3. The method according to claim 1 and / or 2, characterized in that the material web (1) has a thickness of 0.5 to 500 microns, preferably 2 to 200 microns.

4. The method according to one or more of claims 1 to 3, characterized in that the web speed v _{F of} the material web (1) 1 to

Is 2000 m / min.

5. The method according to one or more of claims 1 to 3, characterized in that each edge region is 1 to 10% of the total width of the material web (1).

6. The method according to one or more of claims 1 to 6, characterized in that the spreader roll (2) has a diameter in the range of 1 to 500 mm and the diameter is greater than the width of the spreader roll (2).

7. The method according to one or more of claims 1 to 7, characterized in that the surface of the spreader roll (5) consists of a metallic, conductive surface and an electrical zero potential is applied.

8. The method according to one or more of claims 1 to 8, characterized in that the spreader roll (2) has chamfered or rounded edges.

9. The method according to one or more of claims 1 to 9, characterized in that the spreader roll (2) is connected to a drive which enables regulation of the peripheral speed V _{R of} the spreader roll (2).

10. The method according to one or more of claims 1 to 10, characterized in that at least two spreader rolls (2) are positioned in the two opposite edge regions of the material web (1) and form an angle to the edge of the material web (1) which> 0 ° and <90 °, preferably 2 to 50 °.

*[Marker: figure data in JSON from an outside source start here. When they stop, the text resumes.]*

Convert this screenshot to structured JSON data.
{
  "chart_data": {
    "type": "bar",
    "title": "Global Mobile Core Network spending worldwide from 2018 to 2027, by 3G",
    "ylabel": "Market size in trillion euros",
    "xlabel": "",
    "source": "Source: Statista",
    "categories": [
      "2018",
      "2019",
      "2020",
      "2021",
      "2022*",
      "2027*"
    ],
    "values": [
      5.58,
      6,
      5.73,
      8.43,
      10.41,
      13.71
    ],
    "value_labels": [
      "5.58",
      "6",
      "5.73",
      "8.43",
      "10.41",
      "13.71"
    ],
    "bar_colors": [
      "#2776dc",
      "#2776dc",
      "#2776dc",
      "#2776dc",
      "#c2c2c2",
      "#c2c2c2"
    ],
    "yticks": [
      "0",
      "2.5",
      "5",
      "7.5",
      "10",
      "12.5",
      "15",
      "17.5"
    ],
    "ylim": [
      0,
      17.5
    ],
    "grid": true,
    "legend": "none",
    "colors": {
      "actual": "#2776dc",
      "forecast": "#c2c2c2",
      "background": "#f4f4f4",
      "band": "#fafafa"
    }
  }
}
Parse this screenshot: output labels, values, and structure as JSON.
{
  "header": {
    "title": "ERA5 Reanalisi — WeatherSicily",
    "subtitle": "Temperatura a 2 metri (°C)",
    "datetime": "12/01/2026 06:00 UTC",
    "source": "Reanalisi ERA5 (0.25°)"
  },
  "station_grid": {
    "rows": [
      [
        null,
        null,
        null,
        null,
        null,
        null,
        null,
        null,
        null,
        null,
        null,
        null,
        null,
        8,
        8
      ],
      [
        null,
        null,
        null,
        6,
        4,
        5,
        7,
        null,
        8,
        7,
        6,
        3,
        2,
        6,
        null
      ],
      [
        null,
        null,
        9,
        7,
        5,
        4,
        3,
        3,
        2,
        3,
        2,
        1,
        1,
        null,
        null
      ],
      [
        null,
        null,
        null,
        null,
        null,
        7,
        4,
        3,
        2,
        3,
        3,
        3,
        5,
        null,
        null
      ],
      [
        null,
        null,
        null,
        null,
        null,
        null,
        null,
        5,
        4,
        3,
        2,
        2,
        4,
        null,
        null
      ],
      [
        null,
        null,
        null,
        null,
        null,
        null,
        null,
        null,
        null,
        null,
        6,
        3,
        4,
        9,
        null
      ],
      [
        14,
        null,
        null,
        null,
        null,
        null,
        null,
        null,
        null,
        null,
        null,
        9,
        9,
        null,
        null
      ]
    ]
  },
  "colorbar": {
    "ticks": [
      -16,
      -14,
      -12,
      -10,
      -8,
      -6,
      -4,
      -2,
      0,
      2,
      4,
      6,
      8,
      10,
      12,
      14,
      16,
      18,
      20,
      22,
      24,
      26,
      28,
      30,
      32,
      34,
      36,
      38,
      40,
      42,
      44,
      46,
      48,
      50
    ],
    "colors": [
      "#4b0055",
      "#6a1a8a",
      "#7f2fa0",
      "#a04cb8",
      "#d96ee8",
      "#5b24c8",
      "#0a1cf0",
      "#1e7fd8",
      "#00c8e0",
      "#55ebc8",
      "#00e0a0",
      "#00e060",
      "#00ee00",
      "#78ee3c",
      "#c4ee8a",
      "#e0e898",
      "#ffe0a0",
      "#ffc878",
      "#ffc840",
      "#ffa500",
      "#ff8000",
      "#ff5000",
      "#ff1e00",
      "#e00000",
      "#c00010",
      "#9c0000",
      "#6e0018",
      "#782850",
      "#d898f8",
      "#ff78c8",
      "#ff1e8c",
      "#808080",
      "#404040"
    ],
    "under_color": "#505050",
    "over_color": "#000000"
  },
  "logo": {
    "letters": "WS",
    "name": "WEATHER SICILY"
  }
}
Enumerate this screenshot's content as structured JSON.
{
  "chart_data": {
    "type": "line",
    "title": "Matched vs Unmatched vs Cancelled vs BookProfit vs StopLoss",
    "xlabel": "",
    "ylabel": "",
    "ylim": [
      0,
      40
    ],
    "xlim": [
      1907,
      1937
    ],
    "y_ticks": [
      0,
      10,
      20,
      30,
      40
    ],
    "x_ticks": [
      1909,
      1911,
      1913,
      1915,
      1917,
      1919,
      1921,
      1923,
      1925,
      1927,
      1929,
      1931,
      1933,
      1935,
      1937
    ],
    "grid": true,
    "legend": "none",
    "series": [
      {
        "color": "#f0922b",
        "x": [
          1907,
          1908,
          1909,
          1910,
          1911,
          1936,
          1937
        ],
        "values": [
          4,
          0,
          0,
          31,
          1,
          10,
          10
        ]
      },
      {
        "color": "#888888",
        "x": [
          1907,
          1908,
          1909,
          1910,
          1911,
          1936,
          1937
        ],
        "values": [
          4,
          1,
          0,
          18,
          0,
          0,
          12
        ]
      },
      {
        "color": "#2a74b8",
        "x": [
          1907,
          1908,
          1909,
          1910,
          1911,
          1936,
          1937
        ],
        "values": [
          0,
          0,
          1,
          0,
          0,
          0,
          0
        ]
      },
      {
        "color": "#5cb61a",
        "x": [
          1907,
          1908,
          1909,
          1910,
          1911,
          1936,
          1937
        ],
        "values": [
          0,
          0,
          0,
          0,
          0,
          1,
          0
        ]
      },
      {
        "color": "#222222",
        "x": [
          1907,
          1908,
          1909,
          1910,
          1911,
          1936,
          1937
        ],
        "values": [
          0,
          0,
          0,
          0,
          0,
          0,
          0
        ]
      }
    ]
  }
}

11. The method according to one or more of claims 1 to 11, characterized in that the spreader roll (2) is immersed in the material web (1) such that the material web (1) at least partially wraps around the spreader roll (2).

12. The method according to one or more of claims 1 to 12, characterized in that a spray electrode (4) is arranged in the region of the point of impact on the spreader roll (2) such that a load is applied to the material web (1) and the Spreader roll (2) has a conductive surface (5).